By the end of the century, the area of ice transported between nations’ territories will more than triple, and movements will take less than a year, compared to travel durations of up to six years at present, according to calculations in a study published in the journal Earth’s Future.

Ice that forms in Russian territory currently dominates that volume transported around the Arctic, but by the end of the century, the Central Arctic will join Russia as a major “exporter” of ice, the study found. And the more fragile and faster-melting ice of the future will not be able to travel as far; its travels are likely to be limited to movements between neighboring nations, the study found.

[A rising tide of plastic pollution in the Arctic is spurring international action]

Whether emissions continue at current rates or are cut significantly, the mid-century ice mobility will remain about the same, with ice moving at least twice as fast as it does now, the study found.

But after the middle of the century, conditions will diverge.

Under a high-emissions scenario, there will be so little summer ice that it will have a hard time getting to places it used to travel, said Patricia DeRepentigny of the University of Colorado, the study’s lead author.
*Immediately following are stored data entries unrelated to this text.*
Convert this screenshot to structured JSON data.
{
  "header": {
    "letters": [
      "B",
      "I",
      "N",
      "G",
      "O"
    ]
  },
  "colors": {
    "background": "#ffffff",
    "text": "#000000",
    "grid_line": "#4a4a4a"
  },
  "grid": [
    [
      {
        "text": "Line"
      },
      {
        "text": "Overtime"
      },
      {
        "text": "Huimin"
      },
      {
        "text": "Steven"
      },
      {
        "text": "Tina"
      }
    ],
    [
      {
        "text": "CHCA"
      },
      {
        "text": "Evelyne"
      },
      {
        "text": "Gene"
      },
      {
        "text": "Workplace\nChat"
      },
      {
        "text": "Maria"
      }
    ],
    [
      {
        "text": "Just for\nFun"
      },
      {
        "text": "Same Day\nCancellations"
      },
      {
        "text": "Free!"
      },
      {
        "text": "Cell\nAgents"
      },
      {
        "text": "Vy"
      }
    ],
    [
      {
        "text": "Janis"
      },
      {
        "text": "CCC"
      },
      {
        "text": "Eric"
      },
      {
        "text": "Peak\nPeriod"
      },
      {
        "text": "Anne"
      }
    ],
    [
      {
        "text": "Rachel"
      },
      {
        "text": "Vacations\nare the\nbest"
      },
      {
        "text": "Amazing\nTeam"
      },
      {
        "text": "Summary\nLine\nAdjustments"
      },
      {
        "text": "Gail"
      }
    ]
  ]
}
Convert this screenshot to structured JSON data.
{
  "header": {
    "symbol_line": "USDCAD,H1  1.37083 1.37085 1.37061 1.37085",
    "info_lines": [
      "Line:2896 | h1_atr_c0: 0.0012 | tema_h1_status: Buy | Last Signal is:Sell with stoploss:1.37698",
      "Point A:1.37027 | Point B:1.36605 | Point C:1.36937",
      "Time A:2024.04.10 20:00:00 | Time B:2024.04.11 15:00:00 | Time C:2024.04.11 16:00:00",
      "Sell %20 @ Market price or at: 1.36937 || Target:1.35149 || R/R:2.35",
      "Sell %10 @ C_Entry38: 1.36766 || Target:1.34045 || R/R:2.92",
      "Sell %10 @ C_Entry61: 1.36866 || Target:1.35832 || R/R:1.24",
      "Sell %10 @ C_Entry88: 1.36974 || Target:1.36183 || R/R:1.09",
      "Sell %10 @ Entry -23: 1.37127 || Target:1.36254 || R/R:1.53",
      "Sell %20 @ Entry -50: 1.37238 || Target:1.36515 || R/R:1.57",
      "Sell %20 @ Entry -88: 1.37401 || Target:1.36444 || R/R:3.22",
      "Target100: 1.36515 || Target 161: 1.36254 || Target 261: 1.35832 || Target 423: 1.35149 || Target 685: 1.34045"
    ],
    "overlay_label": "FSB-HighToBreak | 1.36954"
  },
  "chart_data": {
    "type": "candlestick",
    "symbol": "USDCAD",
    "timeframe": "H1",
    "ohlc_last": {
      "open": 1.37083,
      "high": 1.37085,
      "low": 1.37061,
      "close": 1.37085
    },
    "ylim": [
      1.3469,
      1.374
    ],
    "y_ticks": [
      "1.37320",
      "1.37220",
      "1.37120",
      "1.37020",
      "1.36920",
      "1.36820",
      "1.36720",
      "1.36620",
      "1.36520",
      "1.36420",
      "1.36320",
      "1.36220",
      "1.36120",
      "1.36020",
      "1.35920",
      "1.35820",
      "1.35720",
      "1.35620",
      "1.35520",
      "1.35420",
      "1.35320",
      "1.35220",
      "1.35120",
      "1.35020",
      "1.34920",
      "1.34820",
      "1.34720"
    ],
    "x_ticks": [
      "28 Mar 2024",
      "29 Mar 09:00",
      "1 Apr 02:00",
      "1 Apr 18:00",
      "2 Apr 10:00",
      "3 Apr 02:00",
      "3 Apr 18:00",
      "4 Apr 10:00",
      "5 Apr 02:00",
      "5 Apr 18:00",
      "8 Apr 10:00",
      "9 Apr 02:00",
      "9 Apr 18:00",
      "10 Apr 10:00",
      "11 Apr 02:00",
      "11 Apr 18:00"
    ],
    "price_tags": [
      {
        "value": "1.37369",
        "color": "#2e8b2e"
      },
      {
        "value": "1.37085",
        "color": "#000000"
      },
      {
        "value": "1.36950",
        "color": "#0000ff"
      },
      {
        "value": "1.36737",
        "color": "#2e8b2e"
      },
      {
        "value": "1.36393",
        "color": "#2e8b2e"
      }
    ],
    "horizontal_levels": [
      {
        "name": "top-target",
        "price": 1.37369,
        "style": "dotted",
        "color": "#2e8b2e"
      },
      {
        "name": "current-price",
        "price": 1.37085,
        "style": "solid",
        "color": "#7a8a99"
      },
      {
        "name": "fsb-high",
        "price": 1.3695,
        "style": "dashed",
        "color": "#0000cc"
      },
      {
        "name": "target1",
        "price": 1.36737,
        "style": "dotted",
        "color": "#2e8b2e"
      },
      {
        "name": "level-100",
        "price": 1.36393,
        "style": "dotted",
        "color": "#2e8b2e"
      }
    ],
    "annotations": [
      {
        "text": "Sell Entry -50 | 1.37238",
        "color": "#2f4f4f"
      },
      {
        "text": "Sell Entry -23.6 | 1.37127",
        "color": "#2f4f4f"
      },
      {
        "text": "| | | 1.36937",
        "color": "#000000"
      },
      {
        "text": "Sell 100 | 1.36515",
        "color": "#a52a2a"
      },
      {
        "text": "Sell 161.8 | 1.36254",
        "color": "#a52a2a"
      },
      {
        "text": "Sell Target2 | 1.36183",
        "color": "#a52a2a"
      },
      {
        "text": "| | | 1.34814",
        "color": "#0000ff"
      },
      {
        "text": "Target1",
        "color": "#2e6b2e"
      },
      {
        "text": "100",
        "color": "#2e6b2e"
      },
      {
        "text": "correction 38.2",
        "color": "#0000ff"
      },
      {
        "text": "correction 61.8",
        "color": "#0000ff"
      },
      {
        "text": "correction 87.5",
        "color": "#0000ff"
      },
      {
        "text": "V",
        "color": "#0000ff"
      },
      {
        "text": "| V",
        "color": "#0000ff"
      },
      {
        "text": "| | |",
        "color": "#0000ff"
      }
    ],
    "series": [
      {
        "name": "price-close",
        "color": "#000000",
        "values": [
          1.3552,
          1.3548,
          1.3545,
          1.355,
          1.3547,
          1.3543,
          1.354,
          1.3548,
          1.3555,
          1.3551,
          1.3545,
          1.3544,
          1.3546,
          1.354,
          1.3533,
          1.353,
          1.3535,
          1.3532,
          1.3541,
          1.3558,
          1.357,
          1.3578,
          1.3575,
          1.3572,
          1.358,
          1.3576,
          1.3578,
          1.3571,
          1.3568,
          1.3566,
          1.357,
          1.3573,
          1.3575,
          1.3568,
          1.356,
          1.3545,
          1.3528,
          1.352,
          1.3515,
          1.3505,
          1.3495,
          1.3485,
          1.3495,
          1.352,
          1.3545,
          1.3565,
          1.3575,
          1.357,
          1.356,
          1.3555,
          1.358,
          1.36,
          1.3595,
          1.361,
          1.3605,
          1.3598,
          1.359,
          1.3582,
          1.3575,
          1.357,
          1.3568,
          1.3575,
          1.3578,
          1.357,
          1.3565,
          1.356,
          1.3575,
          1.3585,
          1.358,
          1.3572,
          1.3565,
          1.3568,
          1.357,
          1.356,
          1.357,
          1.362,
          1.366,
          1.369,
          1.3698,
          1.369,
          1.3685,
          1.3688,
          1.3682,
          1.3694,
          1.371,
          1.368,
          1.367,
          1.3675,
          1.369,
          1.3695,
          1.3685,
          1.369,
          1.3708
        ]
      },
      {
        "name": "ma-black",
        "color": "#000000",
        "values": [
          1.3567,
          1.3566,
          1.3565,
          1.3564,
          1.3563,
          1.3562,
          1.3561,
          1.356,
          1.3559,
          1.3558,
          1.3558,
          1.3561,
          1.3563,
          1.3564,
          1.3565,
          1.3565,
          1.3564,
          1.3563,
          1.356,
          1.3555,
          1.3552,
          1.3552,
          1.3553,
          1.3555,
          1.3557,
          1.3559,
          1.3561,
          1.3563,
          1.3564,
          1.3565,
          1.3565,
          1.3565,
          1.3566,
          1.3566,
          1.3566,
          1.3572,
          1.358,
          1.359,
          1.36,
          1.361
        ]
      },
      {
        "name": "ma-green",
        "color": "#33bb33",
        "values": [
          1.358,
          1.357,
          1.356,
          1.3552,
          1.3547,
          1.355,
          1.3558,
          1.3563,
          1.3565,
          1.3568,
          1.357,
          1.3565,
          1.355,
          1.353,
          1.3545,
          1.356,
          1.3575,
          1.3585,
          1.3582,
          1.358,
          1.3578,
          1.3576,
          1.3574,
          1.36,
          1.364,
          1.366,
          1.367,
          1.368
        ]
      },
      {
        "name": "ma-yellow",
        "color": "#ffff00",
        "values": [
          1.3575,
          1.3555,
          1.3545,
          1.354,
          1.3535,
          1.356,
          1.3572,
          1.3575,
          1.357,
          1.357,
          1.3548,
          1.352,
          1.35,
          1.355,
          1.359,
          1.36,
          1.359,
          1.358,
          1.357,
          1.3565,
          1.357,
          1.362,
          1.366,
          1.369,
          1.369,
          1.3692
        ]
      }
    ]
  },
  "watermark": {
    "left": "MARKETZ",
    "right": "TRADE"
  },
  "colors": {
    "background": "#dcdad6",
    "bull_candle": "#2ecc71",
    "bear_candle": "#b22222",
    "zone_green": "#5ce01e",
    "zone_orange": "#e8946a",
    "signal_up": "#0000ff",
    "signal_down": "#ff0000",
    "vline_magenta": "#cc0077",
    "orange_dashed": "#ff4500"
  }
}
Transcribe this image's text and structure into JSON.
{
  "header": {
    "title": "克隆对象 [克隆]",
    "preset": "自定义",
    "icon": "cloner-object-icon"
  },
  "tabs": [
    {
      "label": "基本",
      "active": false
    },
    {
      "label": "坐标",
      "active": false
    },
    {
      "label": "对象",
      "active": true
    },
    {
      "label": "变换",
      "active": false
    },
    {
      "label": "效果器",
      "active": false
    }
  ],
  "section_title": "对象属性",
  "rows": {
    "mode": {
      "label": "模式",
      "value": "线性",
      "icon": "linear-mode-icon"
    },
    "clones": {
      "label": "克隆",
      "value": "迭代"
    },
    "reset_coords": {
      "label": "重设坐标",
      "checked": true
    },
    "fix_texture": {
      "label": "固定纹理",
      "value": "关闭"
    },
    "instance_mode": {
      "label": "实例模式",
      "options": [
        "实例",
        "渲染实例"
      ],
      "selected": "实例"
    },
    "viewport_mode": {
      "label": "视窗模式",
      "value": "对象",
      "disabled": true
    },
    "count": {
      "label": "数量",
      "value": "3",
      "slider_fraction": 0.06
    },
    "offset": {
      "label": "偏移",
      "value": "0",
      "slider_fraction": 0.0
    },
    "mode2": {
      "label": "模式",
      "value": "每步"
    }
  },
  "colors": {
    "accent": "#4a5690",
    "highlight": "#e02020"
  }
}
“It just melts too fast,” she said. “We don’t see that as much in the low-emissions scenario because the Arctic doesn’t go ice-free every year in the low-emissions scenario.”

That led to a somewhat surprising result, DeRepentigny said: When it comes to the problem of mobile ice carrying possibly undesirable materials — such as industrial pollution or oil from spills — between Arctic nations, the high-emissions scenario has an unexpected silver lining.

“You always think of the high-emissions scenario as being the worst and something you want to avoid,” she said. But because a low-emissions scenario will preserve ice, “the potential for ice to be carrying in these things is greatly amplified,” she said. (The broader environmental threats to the region from a high-emissions scenario remain worse; it’s only the potential for ice to distribute marine pollution that is lowered in such a scenario.)

The study uses a widely accepted climate model that runs computer simulations to reconstruct past conditions and forecast future conditions.

Under “realistic” scenarios, the Arctic will likely become ice-free in summer by 2050, according to another recent study for which DeRepentigny is a co-author.

[New climate models predict ice-free Arctic summers by 2050]

Mobile ice can transport marine sediments and nutrients, which could be good for destination regions or at least benign, she said. But there are concerns about other materials that are swept around with moving ice — oil and plastics pollution, which float on the water’s surface and can be encased in ice that forms in winter and melts in summer.

With so much of the mobile ice coming from Russia, that could mean pollution from Russian industry will also become more mobile, she said.

“Think about oil spills there,” she said. And there are activities in the Russian Arctic that are still mysterious, things “that they’re not necessarily telling the whole world about,” she said.

Plastics pollution in the Arctic marine environment has emerged as a serious concern. The eight-nation Arctic Council has made action on the issue a priority. Under the current Icelandic chairmanship, the council plans to come up with recommendations for international best practices and solutions.

The council is also seeking to better understand how plastic moves in the Arctic. Its Protection fo the Arctic Marine Environment working group just completed a “Plastic in a Bottle” experiment that tracked a floating capsule that traveled 7,000 kilometers over 207 days from Iceland past Greenland to Scotland, where it washed up on a beach.

The relationship between Arctic sea ice and plastics is also a subject of new research.

A Dartmouth-University of Plymouth study published in 2014 cited Arctic warming and ice melt as a culprit. Microplastics previously locked up in ice are now being released, the study found.

A new study identifies summer ice melt and wastewater streams as sources of marine microplastics in waters off Svalbard. The timing of those plastics releases is unfortunate, says the study, by Swedish and Norwegian scientists and published in the journal Environment International. The release of plastic pieces coincides with the spring bloom at the edge of the ice that feeds marine organisms, putting those organisms at risk of ingesting plastic pollution with their natural food.